Rotation surfaces a secret value, so — like vault get and init — it is a local, key-touching op, never over the API: the management API stays value-free (it never emits a secret value over HTTP). There is deliberately no API route for this.

Plugin attestation (secret delivery is gated)

Before a plugin receives secrets it must be attested: ductile plugin lock <name> records a keyed-BLAKE3 fingerprint of the plugin's bytes, keyed by the vault nonce. At compose time the daemon re-verifies the live plugin against that fingerprint and refuses delivery (and raises a security event) on a mismatch — so a swapped or tampered plugin cannot receive secrets. Attestation is decoupled from config lock (which seals config files only). See OPERATOR_GUIDE.md and ductile plugin lock --help.

Backup and restore

ductile system backup (scope config or higher) includes the encrypted vault blob (vault.age) in the archive, so a restore is not secret-less. The age key that decrypts it is deliberately excluded — the archive already carries the api.yaml bearer token and env secrets, so shipping the key alongside it would make the archive a single-file compromise. The blob and its key are a pair, custodied apart:

  • vault.age → in the archive (an opaque encrypted file).
  • the age key → out-of-band, saved by you (e.g. a password manager). The BACKUP_MANIFEST.txt records the key as excluded with this pairing note.

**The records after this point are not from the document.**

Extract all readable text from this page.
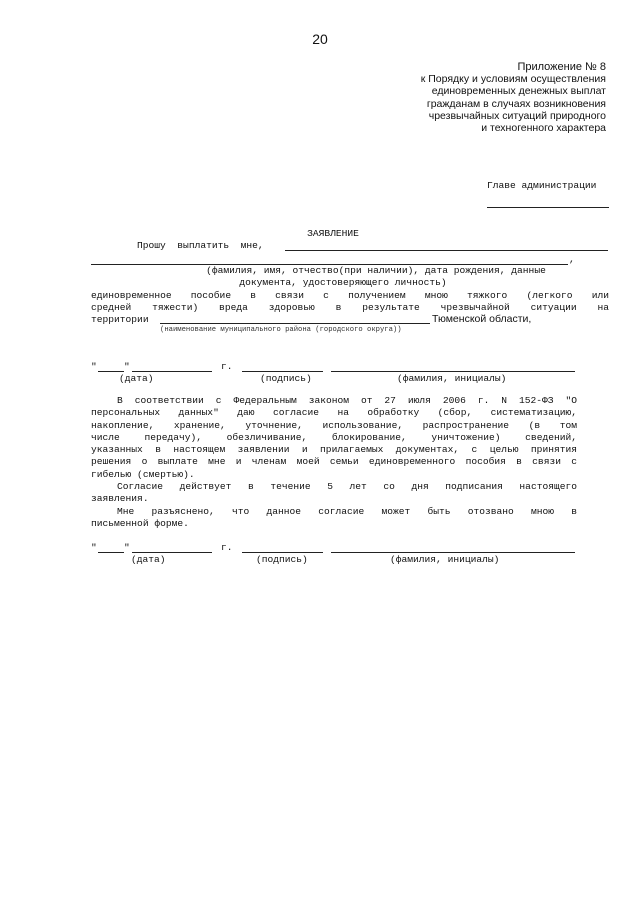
20
Приложение № 8
к Порядку и условиям осуществления
единовременных денежных выплат
гражданам в случаях возникновения
чрезвычайных ситуаций природного
и техногенного характера
Главе администрации
ЗАЯВЛЕНИЕ
Прошу  выплатить  мне,
,
(фамилия, имя, отчество(при наличии), дата рождения, данные
документа, удостоверяющего личность)
единовременное пособие в связи с получением мною тяжкого (легкого или
средней тяжести) вреда здоровью в результате чрезвычайной ситуации на
территории	Тюменской области,
(наименование муниципального района (городского округа))
"	"	г.
(дата)	(подпись)	(фамилия, инициалы)
В соответствии с Федеральным законом от 27 июля 2006 г. N 152-ФЗ "О
персональных данных" даю согласие на обработку (сбор, систематизацию,
накопление, хранение, уточнение, использование, распространение (в том
числе передачу), обезличивание, блокирование, уничтожение) сведений,
указанных в настоящем заявлении и прилагаемых документах, с целью принятия
решения о выплате мне и членам моей семьи единовременного пособия в связи с
гибелью (смертью).
Согласие действует в течение 5 лет со дня подписания настоящего
заявления.
Мне разъяснено, что данное согласие может быть отозвано мною в
письменной форме.
"	"	г.
(дата)	(подпись)	(фамилия, инициалы)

Each backup also stamps a short pairing UID (5 chars, e.g. K7P2Q): printed on completion, written to uid.txt at the archive root, and recorded as backup_uid in BACKUP_MANIFEST.txt. Save this UID next to the age key in your password manager — once vault rotate-key has produced more than one key, the UID is how you tell which archive a given key unlocks.

Restore:

# 1. Unpack the archive (vault.age lands back in the config dir).
tar -xzf ductile-backup.tar.gz -C /path/to/restore
# 2. Write the age key file back from out-of-band custody (mode 0600), to the
#    path secrets.age_key_file / DUCTILE_AGE_KEY_FILE resolves to.
install -m600 /dev/stdin "$DUCTILE_AGE_KEY_FILE" <<< "AGE-SECRET-KEY-1..."
# 3. Start the daemon. It finds the key, decrypts vault.age in memory, and serves.

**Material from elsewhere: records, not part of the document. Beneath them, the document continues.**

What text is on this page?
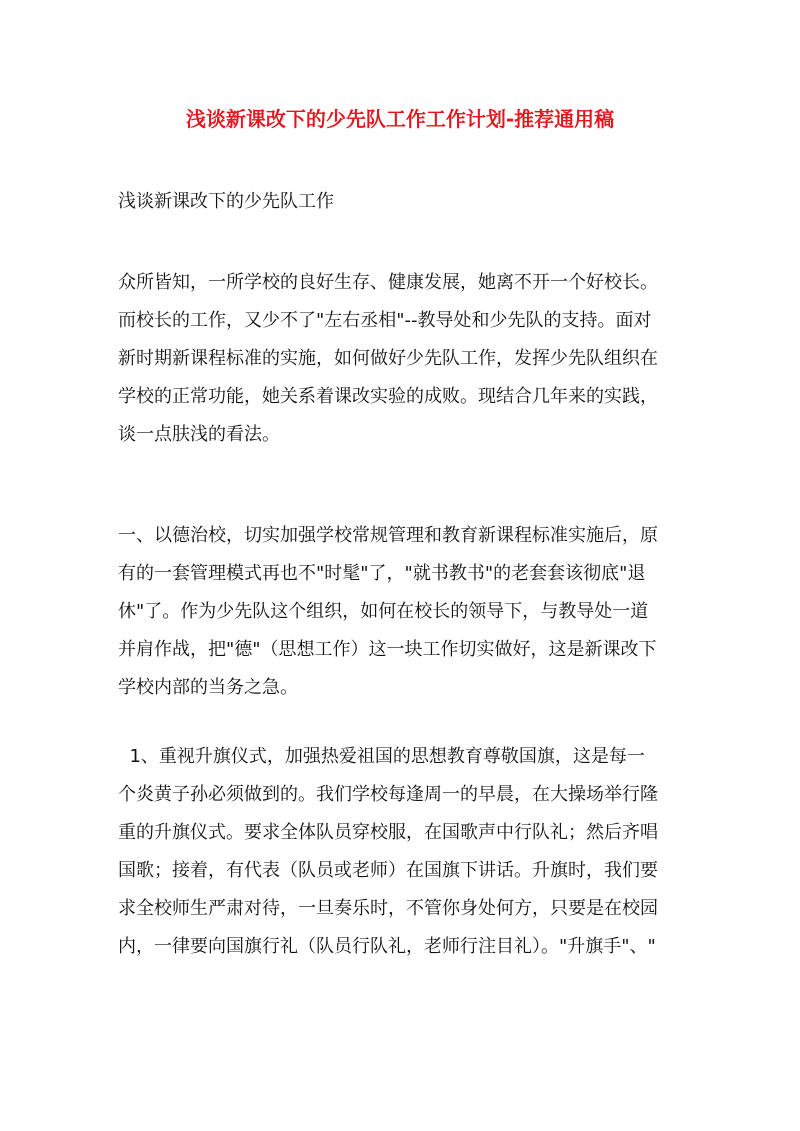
浅谈新课改下的少先队工作工作计划-推荐通用稿
浅谈新课改下的少先队工作

众所皆知，一所学校的良好生存、健康发展，她离不开一个好校长。
而校长的工作，又少不了"左右丞相"--教导处和少先队的支持。面对
新时期新课程标准的实施，如何做好少先队工作，发挥少先队组织在
学校的正常功能，她关系着课改实验的成败。现结合几年来的实践，
谈一点肤浅的看法。

一、以德治校，切实加强学校常规管理和教育新课程标准实施后，原
有的一套管理模式再也不"时髦"了，"就书教书"的老套套该彻底"退
休"了。作为少先队这个组织，如何在校长的领导下，与教导处一道
并肩作战，把"德"（思想工作）这一块工作切实做好，这是新课改下
学校内部的当务之急。

1、重视升旗仪式，加强热爱祖国的思想教育尊敬国旗，这是每一
个炎黄子孙必须做到的。我们学校每逢周一的早晨，在大操场举行隆
重的升旗仪式。要求全体队员穿校服，在国歌声中行队礼；然后齐唱
国歌；接着，有代表（队员或老师）在国旗下讲话。升旗时，我们要
求全校师生严肃对待，一旦奏乐时，不管你身处何方，只要是在校园
内，一律要向国旗行礼（队员行队礼，老师行注目礼）。"升旗手"、"
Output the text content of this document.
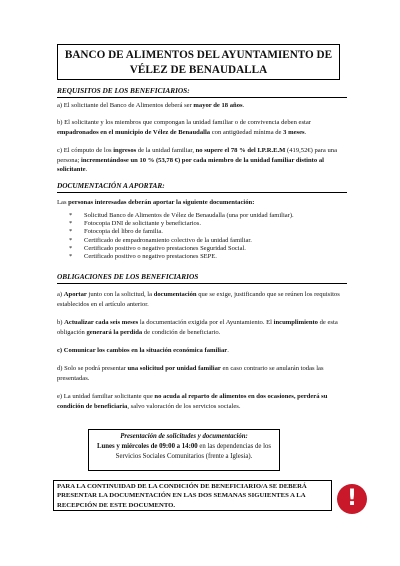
BANCO DE ALIMENTOS DEL AYUNTAMIENTO DE
VÉLEZ DE BENAUDALLA
REQUISITOS DE LOS BENEFICIARIOS:
a) El solicitante del Banco de Alimentos deberá ser mayor de 18 años.
b) El solicitante y los miembros que compongan la unidad familiar o de convivencia deben estar empadronados en el municipio de Vélez de Benaudalla con antigüedad mínima de 3 meses.
c) El cómputo de los ingresos de la unidad familiar, no supere el 78 % del I.P.R.E.M (419,52€) para una persona; incrementándose un 10 % (53,78 €) por cada miembro de la unidad familiar distinto al solicitante.
DOCUMENTACIÓN A APORTAR:
Las personas interesadas deberán aportar la siguiente documentación:
* Solicitud Banco de Alimentos de Vélez de Benaudalla (una por unidad familiar).
* Fotocopia DNI de solicitante y beneficiarios.
* Fotocopia del libro de familia.
* Certificado de empadronamiento colectivo de la unidad familiar.
* Certificado positivo o negativo prestaciones Seguridad Social.
* Certificado positivo o negativo prestaciones SEPE.
OBLIGACIONES DE LOS BENEFICIARIOS
a) Aportar junto con la solicitud, la documentación que se exige, justificando que se reúnen los requisitos establecidos en el artículo anterior.
b) Actualizar cada seis meses la documentación exigida por el Ayuntamiento. El incumplimiento de esta obligación generará la perdida de condición de beneficiario.
c) Comunicar los cambios en la situación económica familiar.
d) Solo se podrá presentar una solicitud por unidad familiar en caso contrario se anularán todas las presentadas.
e) La unidad familiar solicitante que no acuda al reparto de alimentos en dos ocasiones, perderá su condición de beneficiaria, salvo valoración de los servicios sociales.
Presentación de solicitudes y documentación:
Lunes y miércoles de 09:00 a 14:00 en las dependencias de los Servicios Sociales Comunitarios (frente a Iglesia).
PARA LA CONTINUIDAD DE LA CONDICIÓN DE BENEFICIARIO/A SE DEBERÁ PRESENTAR LA DOCUMENTACIÓN EN LAS DOS SEMANAS SIGUIENTES A LA RECEPCIÓN DE ESTE DOCUMENTO.	!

A vault backup is restorable only with the key that was current when it was taken — and rotate-key destroys the old key, so save the freshly minted key immediately after each rotation, or a pre-rotation backup becomes unreadable.


4. Spawn Hygiene: Plugin Environment Allowlist

Plugin child processes no longer inherit the gateway's full environment. They receive only a fixed allowlist:

PATH  HOME  TZ  LANG  LANGUAGE  LC_ALL  LC_*  TMPDIR

plus any names the operator explicitly grants. Secrets reach plugins only over the stdin protocol request (the request's secrets map, distinct from config) — never via the environment, never via argv.

Granting extra variables

Add variable names to service.plugin_env_passthrough in config.yaml:

service:
  plugin_env_passthrough:
    - HTTPS_PROXY
    - MY_TOOL_HOME

Only the listed names are passed through, and only if they are set in the gateway's environment.

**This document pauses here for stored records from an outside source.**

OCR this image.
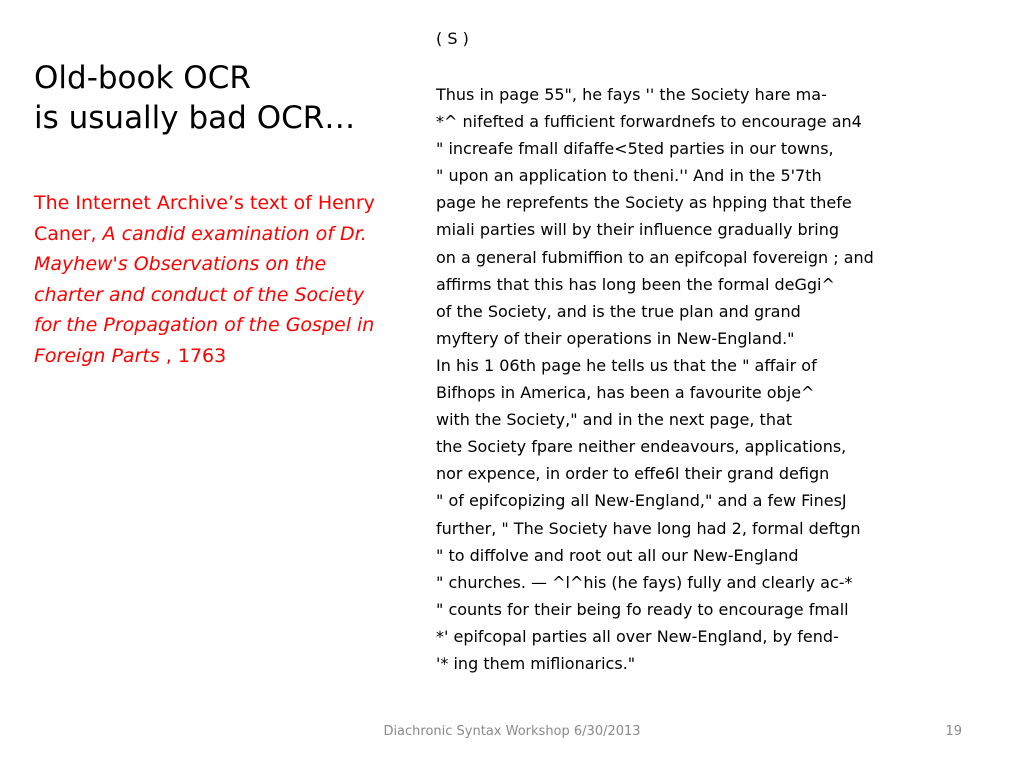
Old-book OCR
is usually bad OCR…

The Internet Archive’s text of Henry Caner, A candid examination of Dr. Mayhew's Observations on the charter and conduct of the Society for the Propagation of the Gospel in Foreign Parts , 1763

( S )
Thus in page 55", he fays '' the Society hare ma-
*^ nifefted a fufficient forwardnefs to encourage an4
" increafe fmall difaffe<5ted parties in our towns,
" upon an application to theni.'' And in the 5'7th
page he reprefents the Society as hpping that thefe
miali parties will by their influence gradually bring
on a general fubmiffion to an epifcopal fovereign ; and
affirms that this has long been the formal deGgi^
of the Society, and is the true plan and grand
myftery of their operations in New-England."
In his 1 06th page he tells us that the " affair of
Bifhops in America, has been a favourite obje^
with the Society," and in the next page, that
the Society fpare neither endeavours, applications,
nor expence, in order to effe6l their grand defign
" of epifcopizing all New-England," and a few FinesJ
further, " The Society have long had 2, formal deftgn
" to diffolve and root out all our New-England
" churches. — ^l^his (he fays) fully and clearly ac-*
" counts for their being fo ready to encourage fmall
*' epifcopal parties all over New-England, by fend-
'* ing them miflionarics."
Diachronic Syntax Workshop 6/30/2013	19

Behavior change to be aware of

A plugin that read a secret or value from an inherited environment variable will no longer see it

Before spawn hygiene, plugins inherited the gateway's full environment. Now a variable that is not on the allowlist (and not granted via plugin_env_passthrough) is invisible to the plugin. If a plugin previously relied on an inherited env var, add that name to service.plugin_env_passthrough, or move the value into the plugin's config map (delivered over stdin).

In this repo, plugins/sys_exec is the one plugin that reads the process environment, for its own $VAR command-string expansion. Under the allowlist, that expansion sees only allowlisted and operator-granted variables — which is the intended containment: untrusted command strings can no longer expand arbitrary gateway secrets.